Waging years of tireless struggle while working to support her children amid punishing poverty, exacerbated by mounting legal bills, Ditta did not give up. She often referred to the solidarity of so many people and groups – and especially the AYMs – as being her source of infinite strength.
In the end, the powerful and broad base of resistance that she built up in the course of her campaign, was what led to her victory. In April 1981, the family was finally reunited.
Throughout her struggle, all the odds were against Ditta. She was a poor, Asian, Muslim woman. She had no institutional power or resources, and had had no formal schooling beyond the age of eight. She was from those segments of society that the state expects to be able to oppress without pushback. The Home Office dehumanised Ditta and her entire family, accusing them of every lie and scam imaginable, all in the name of tightening British borders. And yet, she persisted and she won.
Ditta’s struggle had implications well beyond the UK’s Asian community. Sands, who was imprisoned for his activities with the Irish Republican Army and who was on hunger strike until his death to protest the refusal of the British state to recognise Irish Republican detainees as political prisoners, described the connection people like him felt towards her fight in these words:
“In the face of brutality and Racism
e shall hold fast together. There is faith
Because you have us and we bleed with you.”
Ditta’s work also heavily influenced writer Tariq Mehmood. In 1981, amid a growing number of attacks on migrants and people of colour by the British far right, Mehmood was part of an anti-fascist group, which was preparing to resist a fascist march. He, along with 11 other members who became known as the Bradford 12, was arrested and charged with “terrorism”. Ditta took up their cause and supported them until their acquittal.
“When all legal doors for justice are closed to you, what can you do, but protest against this injustice and turn to people for support. That is what Anwar did, and in the process, she was transformed from a small woman, to an undefeatable giant,” Mehmood told me. “She’s a giant whose commitment to anti-racist movements is truly unmatched and must be honoured”.
This is the essence of what Ditta represents for so many, and no doubt will continue to, as people read about her landmark case and exemplary campaign, against the xenophobic, racist border practices of the British state.
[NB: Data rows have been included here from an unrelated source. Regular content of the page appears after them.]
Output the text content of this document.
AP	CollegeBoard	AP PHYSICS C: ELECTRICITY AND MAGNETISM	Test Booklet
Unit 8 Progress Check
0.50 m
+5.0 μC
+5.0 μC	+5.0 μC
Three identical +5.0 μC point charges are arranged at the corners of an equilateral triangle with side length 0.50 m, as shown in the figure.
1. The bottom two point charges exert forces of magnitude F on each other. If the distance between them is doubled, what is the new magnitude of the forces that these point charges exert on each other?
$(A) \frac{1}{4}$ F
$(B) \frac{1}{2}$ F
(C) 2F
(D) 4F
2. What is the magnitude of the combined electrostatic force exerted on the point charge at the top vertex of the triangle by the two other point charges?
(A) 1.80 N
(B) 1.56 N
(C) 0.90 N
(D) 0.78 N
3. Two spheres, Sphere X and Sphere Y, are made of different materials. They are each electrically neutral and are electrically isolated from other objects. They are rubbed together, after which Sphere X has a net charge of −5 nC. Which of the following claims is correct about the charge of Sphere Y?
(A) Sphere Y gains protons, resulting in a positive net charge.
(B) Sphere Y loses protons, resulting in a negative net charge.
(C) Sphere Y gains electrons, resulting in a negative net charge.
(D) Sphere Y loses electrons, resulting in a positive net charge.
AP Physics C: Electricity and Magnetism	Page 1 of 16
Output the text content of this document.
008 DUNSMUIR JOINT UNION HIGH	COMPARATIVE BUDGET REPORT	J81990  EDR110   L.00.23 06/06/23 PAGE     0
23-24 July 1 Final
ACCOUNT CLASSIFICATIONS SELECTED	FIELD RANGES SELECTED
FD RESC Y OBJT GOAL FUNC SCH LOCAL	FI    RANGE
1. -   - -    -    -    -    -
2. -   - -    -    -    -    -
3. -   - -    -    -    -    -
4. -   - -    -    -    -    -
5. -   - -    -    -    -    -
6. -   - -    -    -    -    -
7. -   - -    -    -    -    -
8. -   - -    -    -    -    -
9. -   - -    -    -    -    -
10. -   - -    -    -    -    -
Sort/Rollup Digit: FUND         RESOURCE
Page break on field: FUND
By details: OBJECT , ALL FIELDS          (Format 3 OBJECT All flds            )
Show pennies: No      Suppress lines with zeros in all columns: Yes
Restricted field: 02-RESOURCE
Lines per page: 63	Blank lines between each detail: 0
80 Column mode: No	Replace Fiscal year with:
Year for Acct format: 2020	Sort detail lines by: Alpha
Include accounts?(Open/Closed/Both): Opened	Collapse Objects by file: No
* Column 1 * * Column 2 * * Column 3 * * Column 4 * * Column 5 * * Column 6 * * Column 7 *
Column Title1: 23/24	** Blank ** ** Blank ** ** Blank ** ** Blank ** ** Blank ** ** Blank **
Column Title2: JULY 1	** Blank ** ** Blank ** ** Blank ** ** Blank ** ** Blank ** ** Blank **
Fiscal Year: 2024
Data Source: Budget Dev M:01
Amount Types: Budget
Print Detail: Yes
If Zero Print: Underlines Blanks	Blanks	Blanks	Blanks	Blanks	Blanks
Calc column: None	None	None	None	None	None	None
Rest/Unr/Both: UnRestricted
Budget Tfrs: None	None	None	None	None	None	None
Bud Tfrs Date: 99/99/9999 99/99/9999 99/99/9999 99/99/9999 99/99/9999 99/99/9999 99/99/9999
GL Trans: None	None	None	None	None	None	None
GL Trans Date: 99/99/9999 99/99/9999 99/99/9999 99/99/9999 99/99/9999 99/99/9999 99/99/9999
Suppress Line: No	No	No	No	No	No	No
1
In fact, it is now more important than ever to draw inspiration from Ditta’s fight.
Indeed, today, as we see the extension of the very laws that were introduced during the time that Ditta was seeking to bring her children over to the UK, we must reflect on what she achieved and why we must build the kind of broad coalition that she brought together, to fight on against anti-migrant policies and rhetoric.
As Ditta, herself, explained: “I’ll tell you what immigration controls mean – black children having X-rays at airports to prove their age. Black women given ‘virginity’ tests by immigration officials and every black person facing interrogation by customs.”
Ditta, unfortunately, also had to live with the lasting impact of the UK’s immigration system. The separation from her children, who had for so long been apart from their parents – the youngest was only three years old when Ditta left Pakistan – put a severe strain on their relationship. “I proved they were my kids to the government, to the immigration officers, to the whole world. But I could never prove to my three kids that I loved them,” Ditta said in sadness almost 20 years after her battle. That trauma never left her.